Although it was already quite hot on the plain, even early in the morning, it grew cooler as they clanked slowly through the forest ever upwards, the sun dappling through the trees into the carriage. She’d popped up Hari’s little travel cradle and settled it on a plastic bag on the carriage floor, lifting him from his carrying pouch and laying him on the sheepskin inside that she used as a mattress.

After her visit to the Vhilaki Guest House, she planned to settle into a villa she had rented near the beach in Goa for a proper holiday. There she would see if she could experiment with getting some new Western-style women’s clothes made up from sari fabrics. She craved colour. Maybe she would have her eyebrows and legs threaded. She sighed when she thought of the prettiness of sheer youth that she’d wasted with her stubborn concealment. Drifting and dreaming in this novel world of womanhood, she was brought back to the present by Hari grumbling.

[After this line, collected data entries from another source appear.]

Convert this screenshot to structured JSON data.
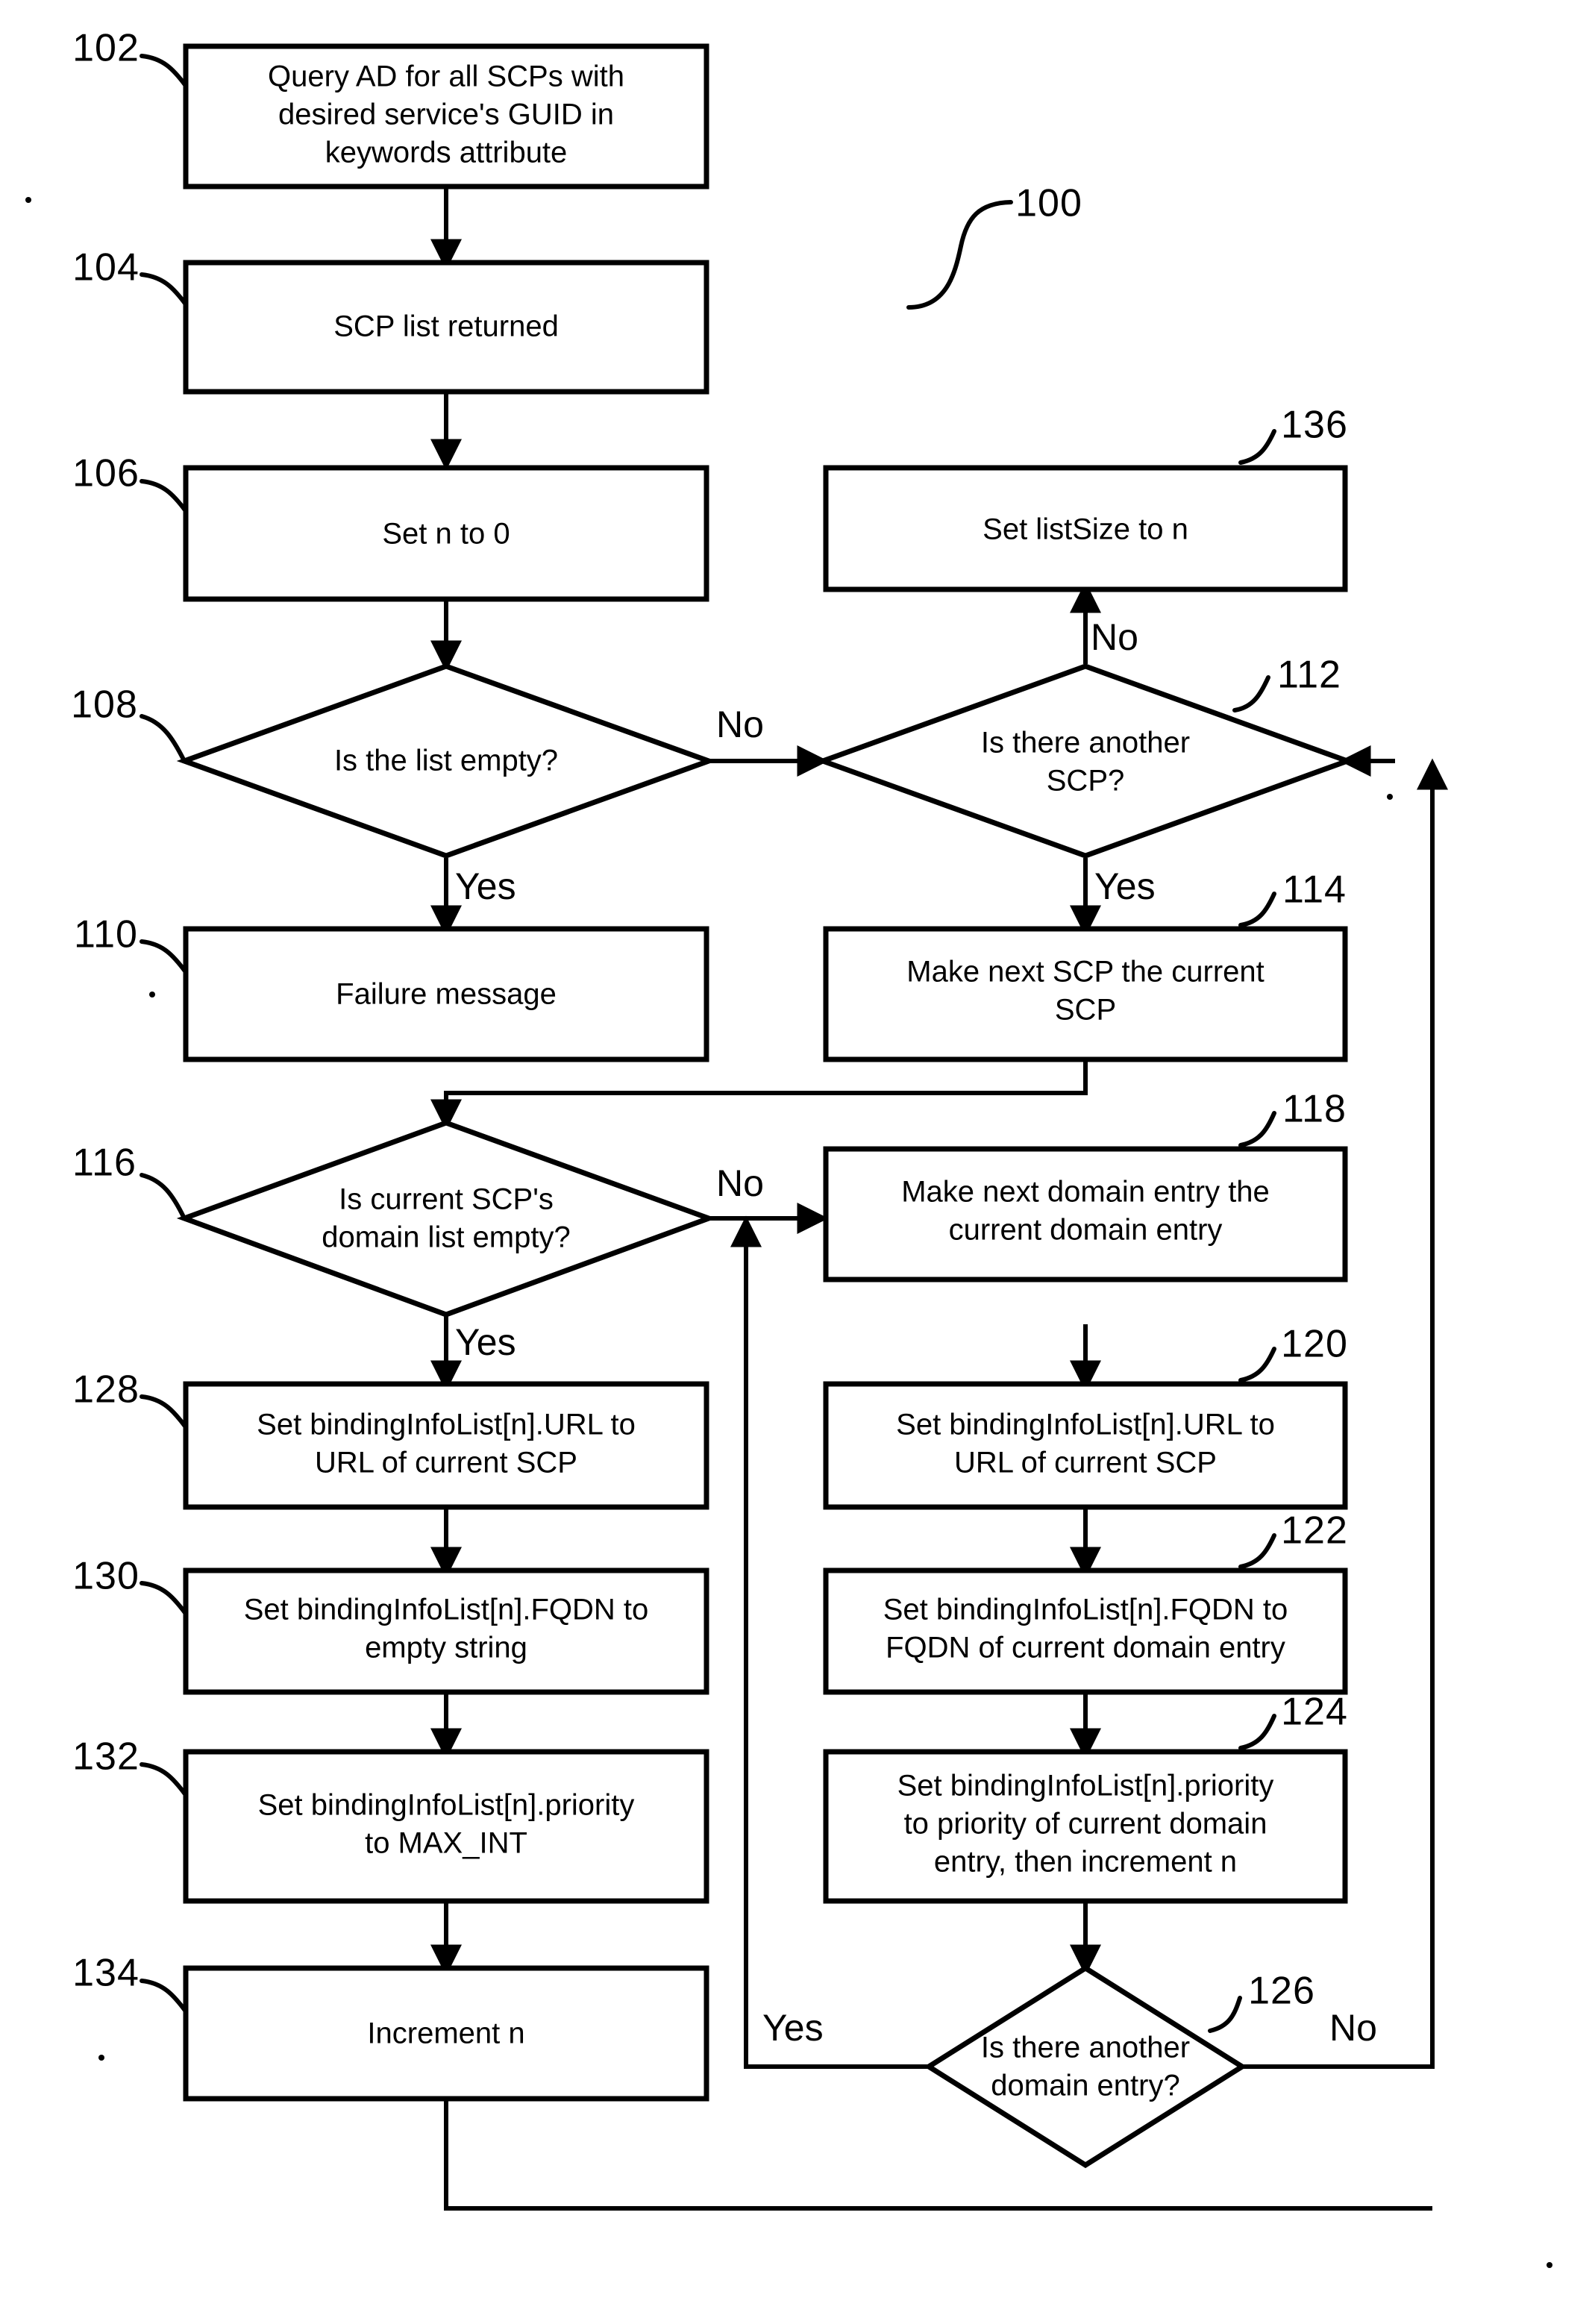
{
  "figure": {
    "label": "100",
    "type": "flowchart"
  },
  "nodes": {
    "n102": {
      "ref": "102",
      "shape": "process",
      "lines": [
        "Query AD for all SCPs with",
        "desired service's GUID in",
        "keywords attribute"
      ]
    },
    "n104": {
      "ref": "104",
      "shape": "process",
      "lines": [
        "SCP list returned"
      ]
    },
    "n106": {
      "ref": "106",
      "shape": "process",
      "lines": [
        "Set n to 0"
      ]
    },
    "n108": {
      "ref": "108",
      "shape": "decision",
      "lines": [
        "Is the list empty?"
      ]
    },
    "n110": {
      "ref": "110",
      "shape": "process",
      "lines": [
        "Failure message"
      ]
    },
    "n112": {
      "ref": "112",
      "shape": "decision",
      "lines": [
        "Is there another",
        "SCP?"
      ]
    },
    "n114": {
      "ref": "114",
      "shape": "process",
      "lines": [
        "Make next SCP the current",
        "SCP"
      ]
    },
    "n116": {
      "ref": "116",
      "shape": "decision",
      "lines": [
        "Is current SCP's",
        "domain list empty?"
      ]
    },
    "n118": {
      "ref": "118",
      "shape": "process",
      "lines": [
        "Make next domain entry the",
        "current domain entry"
      ]
    },
    "n120": {
      "ref": "120",
      "shape": "process",
      "lines": [
        "Set bindingInfoList[n].URL to",
        "URL of current SCP"
      ]
    },
    "n122": {
      "ref": "122",
      "shape": "process",
      "lines": [
        "Set bindingInfoList[n].FQDN to",
        "FQDN of current domain entry"
      ]
    },
    "n124": {
      "ref": "124",
      "shape": "process",
      "lines": [
        "Set bindingInfoList[n].priority",
        "to priority of current domain",
        "entry, then increment n"
      ]
    },
    "n126": {
      "ref": "126",
      "shape": "decision",
      "lines": [
        "Is there another",
        "domain entry?"
      ]
    },
    "n128": {
      "ref": "128",
      "shape": "process",
      "lines": [
        "Set bindingInfoList[n].URL to",
        "URL of current SCP"
      ]
    },
    "n130": {
      "ref": "130",
      "shape": "process",
      "lines": [
        "Set bindingInfoList[n].FQDN to",
        "empty string"
      ]
    },
    "n132": {
      "ref": "132",
      "shape": "process",
      "lines": [
        "Set bindingInfoList[n].priority",
        "to MAX_INT"
      ]
    },
    "n134": {
      "ref": "134",
      "shape": "process",
      "lines": [
        "Increment n"
      ]
    },
    "n136": {
      "ref": "136",
      "shape": "process",
      "lines": [
        "Set listSize to n"
      ]
    }
  },
  "edge_labels": {
    "e108_no": "No",
    "e108_yes": "Yes",
    "e112_no": "No",
    "e112_yes": "Yes",
    "e116_no": "No",
    "e116_yes": "Yes",
    "e126_yes": "Yes",
    "e126_no": "No"
  },
  "colors": {
    "ink": "#000000",
    "paper": "#ffffff"
  }
}
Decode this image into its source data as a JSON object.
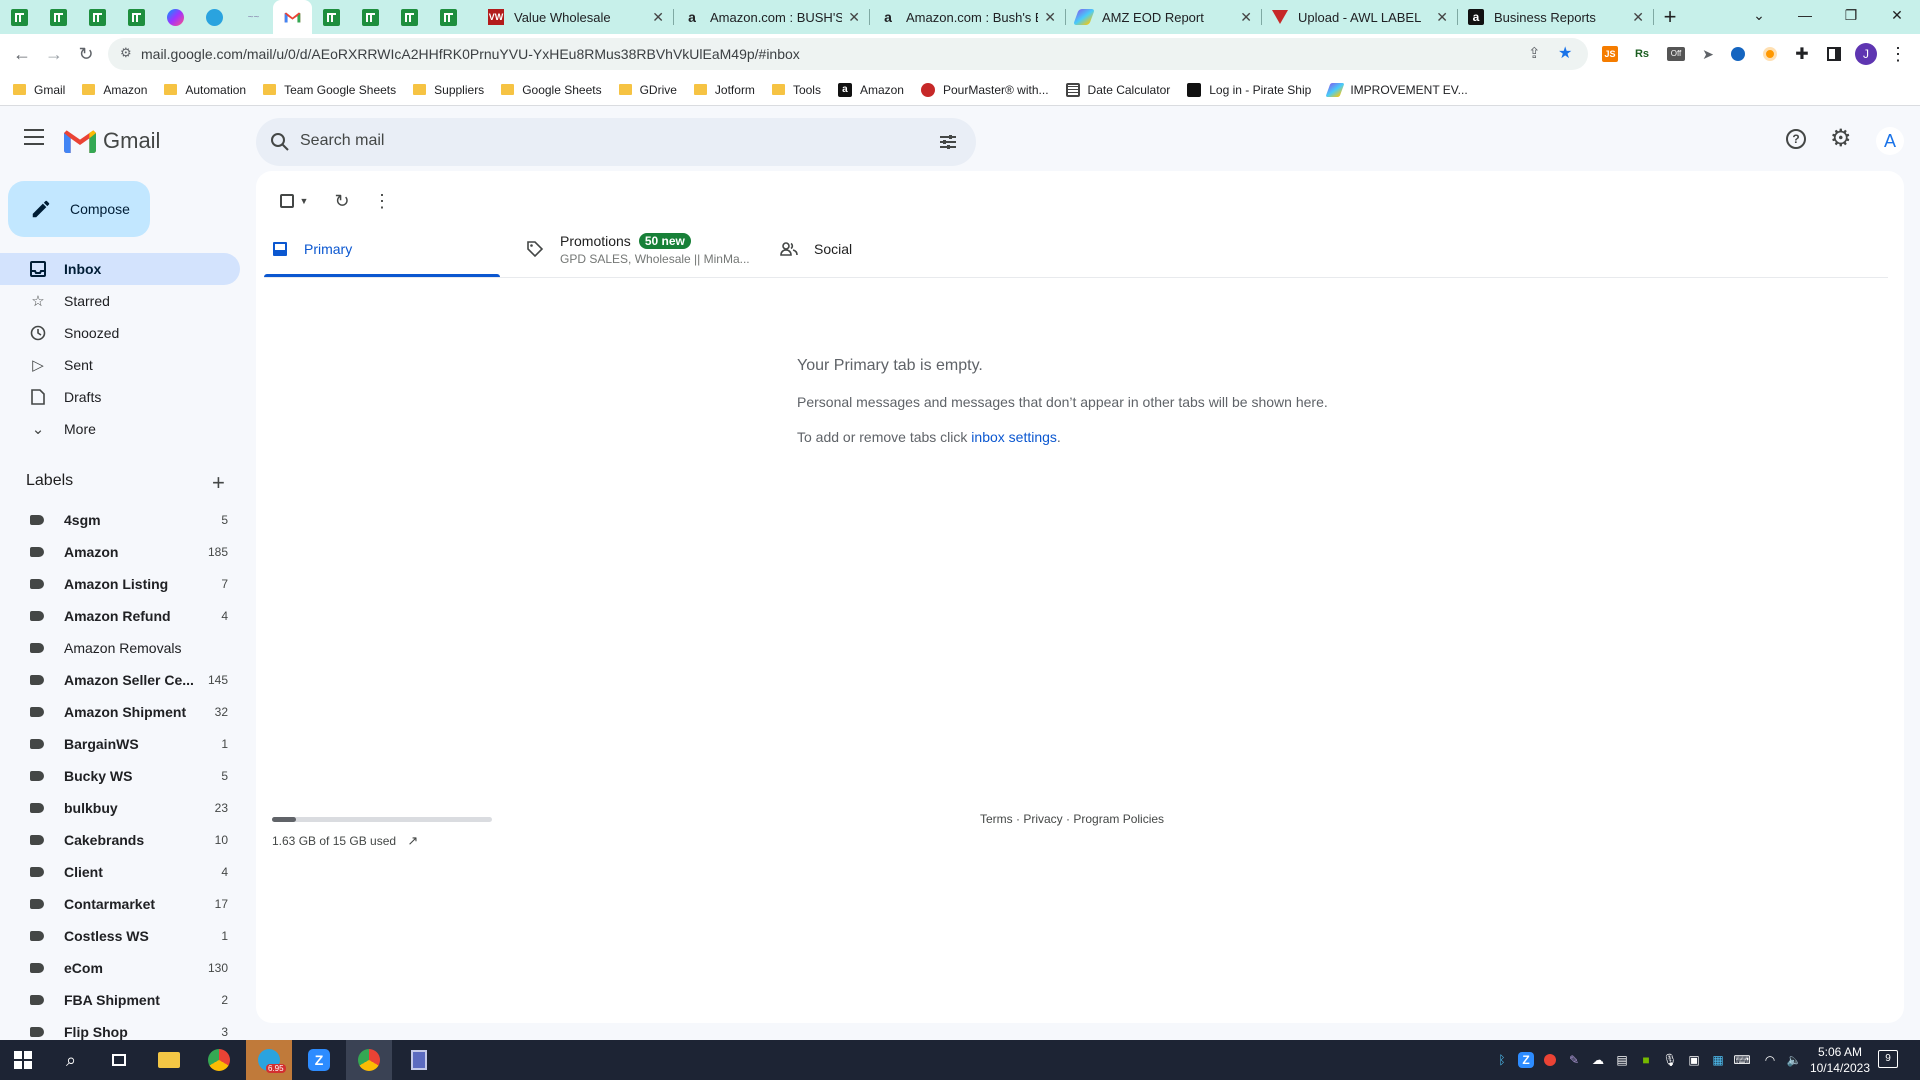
{
  "browser": {
    "tabs": [
      {
        "title": "Value Wholesale"
      },
      {
        "title": "Amazon.com : BUSH'S B"
      },
      {
        "title": "Amazon.com : Bush's Be"
      },
      {
        "title": "AMZ EOD Report"
      },
      {
        "title": "Upload - AWL LABEL"
      },
      {
        "title": "Business Reports"
      }
    ],
    "url": "mail.google.com/mail/u/0/d/AEoRXRRWIcA2HHfRK0PrnuYVU-YxHEu8RMus38RBVhVkUlEaM49p/#inbox",
    "profile_initial": "J",
    "bookmarks": [
      {
        "label": "Gmail",
        "kind": "folder"
      },
      {
        "label": "Amazon",
        "kind": "folder"
      },
      {
        "label": "Automation",
        "kind": "folder"
      },
      {
        "label": "Team Google Sheets",
        "kind": "folder"
      },
      {
        "label": "Suppliers",
        "kind": "folder"
      },
      {
        "label": "Google Sheets",
        "kind": "folder"
      },
      {
        "label": "GDrive",
        "kind": "folder"
      },
      {
        "label": "Jotform",
        "kind": "folder"
      },
      {
        "label": "Tools",
        "kind": "folder"
      },
      {
        "label": "Amazon",
        "kind": "site"
      },
      {
        "label": "PourMaster® with...",
        "kind": "site"
      },
      {
        "label": "Date Calculator",
        "kind": "site"
      },
      {
        "label": "Log in - Pirate Ship",
        "kind": "site"
      },
      {
        "label": "IMPROVEMENT EV...",
        "kind": "site"
      }
    ]
  },
  "gmail": {
    "brand": "Gmail",
    "search_placeholder": "Search mail",
    "account_initial": "A",
    "compose_label": "Compose",
    "nav": [
      {
        "label": "Inbox",
        "icon": "inbox-icon",
        "active": true
      },
      {
        "label": "Starred",
        "icon": "star-icon"
      },
      {
        "label": "Snoozed",
        "icon": "clock-icon"
      },
      {
        "label": "Sent",
        "icon": "send-icon"
      },
      {
        "label": "Drafts",
        "icon": "draft-icon"
      },
      {
        "label": "More",
        "icon": "chevron-down-icon"
      }
    ],
    "labels_heading": "Labels",
    "labels": [
      {
        "name": "4sgm",
        "count": "5",
        "bold": true
      },
      {
        "name": "Amazon",
        "count": "185",
        "bold": true
      },
      {
        "name": "Amazon Listing",
        "count": "7",
        "bold": true
      },
      {
        "name": "Amazon Refund",
        "count": "4",
        "bold": true
      },
      {
        "name": "Amazon Removals",
        "count": "",
        "bold": false
      },
      {
        "name": "Amazon Seller Ce...",
        "count": "145",
        "bold": true
      },
      {
        "name": "Amazon Shipment",
        "count": "32",
        "bold": true
      },
      {
        "name": "BargainWS",
        "count": "1",
        "bold": true
      },
      {
        "name": "Bucky WS",
        "count": "5",
        "bold": true
      },
      {
        "name": "bulkbuy",
        "count": "23",
        "bold": true
      },
      {
        "name": "Cakebrands",
        "count": "10",
        "bold": true
      },
      {
        "name": "Client",
        "count": "4",
        "bold": true
      },
      {
        "name": "Contarmarket",
        "count": "17",
        "bold": true
      },
      {
        "name": "Costless WS",
        "count": "1",
        "bold": true
      },
      {
        "name": "eCom",
        "count": "130",
        "bold": true
      },
      {
        "name": "FBA Shipment",
        "count": "2",
        "bold": true
      },
      {
        "name": "Flip Shop",
        "count": "3",
        "bold": true
      }
    ],
    "category_tabs": {
      "primary": "Primary",
      "promotions": "Promotions",
      "promotions_badge": "50 new",
      "promotions_snippet": "GPD SALES, Wholesale || MinMa...",
      "social": "Social"
    },
    "empty_state": {
      "heading": "Your Primary tab is empty.",
      "line1": "Personal messages and messages that don’t appear in other tabs will be shown here.",
      "line2_prefix": "To add or remove tabs click ",
      "line2_link": "inbox settings",
      "line2_suffix": "."
    },
    "storage": {
      "text": "1.63 GB of 15 GB used",
      "fraction": 0.109
    },
    "footer": {
      "terms": "Terms",
      "privacy": "Privacy",
      "policies": "Program Policies",
      "sep": " · "
    }
  },
  "taskbar": {
    "time": "5:06 AM",
    "date": "10/14/2023",
    "telegram_badge": "6.95",
    "notification_count": "9"
  }
}
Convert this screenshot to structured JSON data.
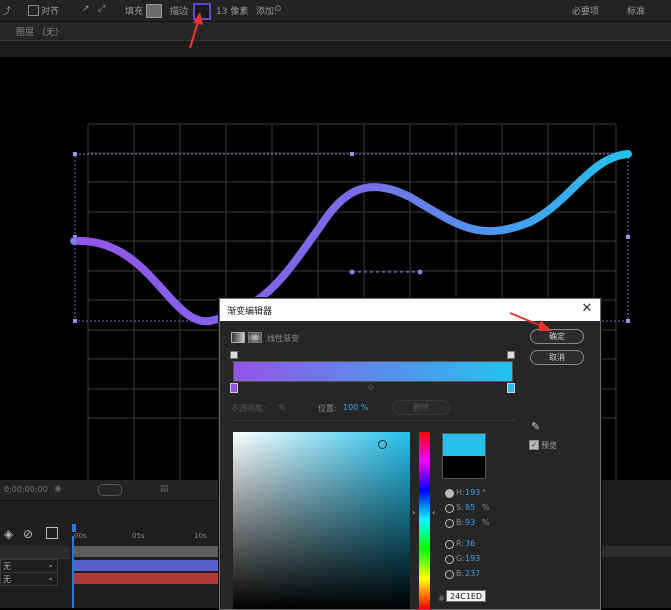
{
  "toolbar": {
    "align_label": "对齐",
    "fill_label": "填充",
    "stroke_label": "描边",
    "stroke_width": "13 像素",
    "add_label": "添加:",
    "essentials_label": "必要项",
    "standard_label": "标准",
    "layer_label": "图层 （无）"
  },
  "dialog": {
    "title": "渐变编辑器",
    "close_label": "✕",
    "gradient_type": "线性渐变",
    "ok_label": "确定",
    "cancel_label": "取消",
    "opacity_label": "不透明度:",
    "opacity_value": "%",
    "position_label": "位置:",
    "position_value": "100 %",
    "delete_label": "删除",
    "preview_label": "预览",
    "hex_prefix": "#",
    "hex_value": "24C1ED",
    "gradient_start": "#9455e8",
    "gradient_end": "#24c1ed",
    "hsb": [
      {
        "key": "H:",
        "value": "193",
        "unit": "°",
        "checked": true
      },
      {
        "key": "S:",
        "value": "85",
        "unit": "%",
        "checked": false
      },
      {
        "key": "B:",
        "value": "93",
        "unit": "%",
        "checked": false
      }
    ],
    "rgb": [
      {
        "key": "R:",
        "value": "36",
        "unit": "",
        "checked": false
      },
      {
        "key": "G:",
        "value": "193",
        "unit": "",
        "checked": false
      },
      {
        "key": "B:",
        "value": "237",
        "unit": "",
        "checked": false
      }
    ],
    "new_color": "#24c1ed",
    "old_color": "#000000"
  },
  "timeline": {
    "time": "0;00;00;00",
    "ticks": [
      "00s",
      "05s",
      "10s"
    ],
    "row1_mode": "无",
    "row2_mode": "无"
  }
}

She rubbed antibacterial gel onto her hands and took out and opened a bottle of ready-made formula. She screwed a sterile disposable teat to the neck and then unzipped the mosquito net to lift Hari out, settling him into the crook of her left elbow to feed. Mothering Hari never failed to give her intense pleasure – a joy she’d believed would never be hers as she moved into her forties – even when he woke her several times in the early nights.

He was not at all what she’d assumed babies were like. But then she was so completely his that he had nothing to complain about and enjoyed an excellent digestion. The trouble with being a GP is that she had experienced far too many sick, miserable babies, rather than healthy, happy ones.

She reminded herself regularly that her daughter could change her mind months or even years down the track. Damson was irretrievably bound with hoops of steel to her grandchild so it made no difference when this happened. She told herself that this was Leeta’s absolute right although she trembled at the prospect.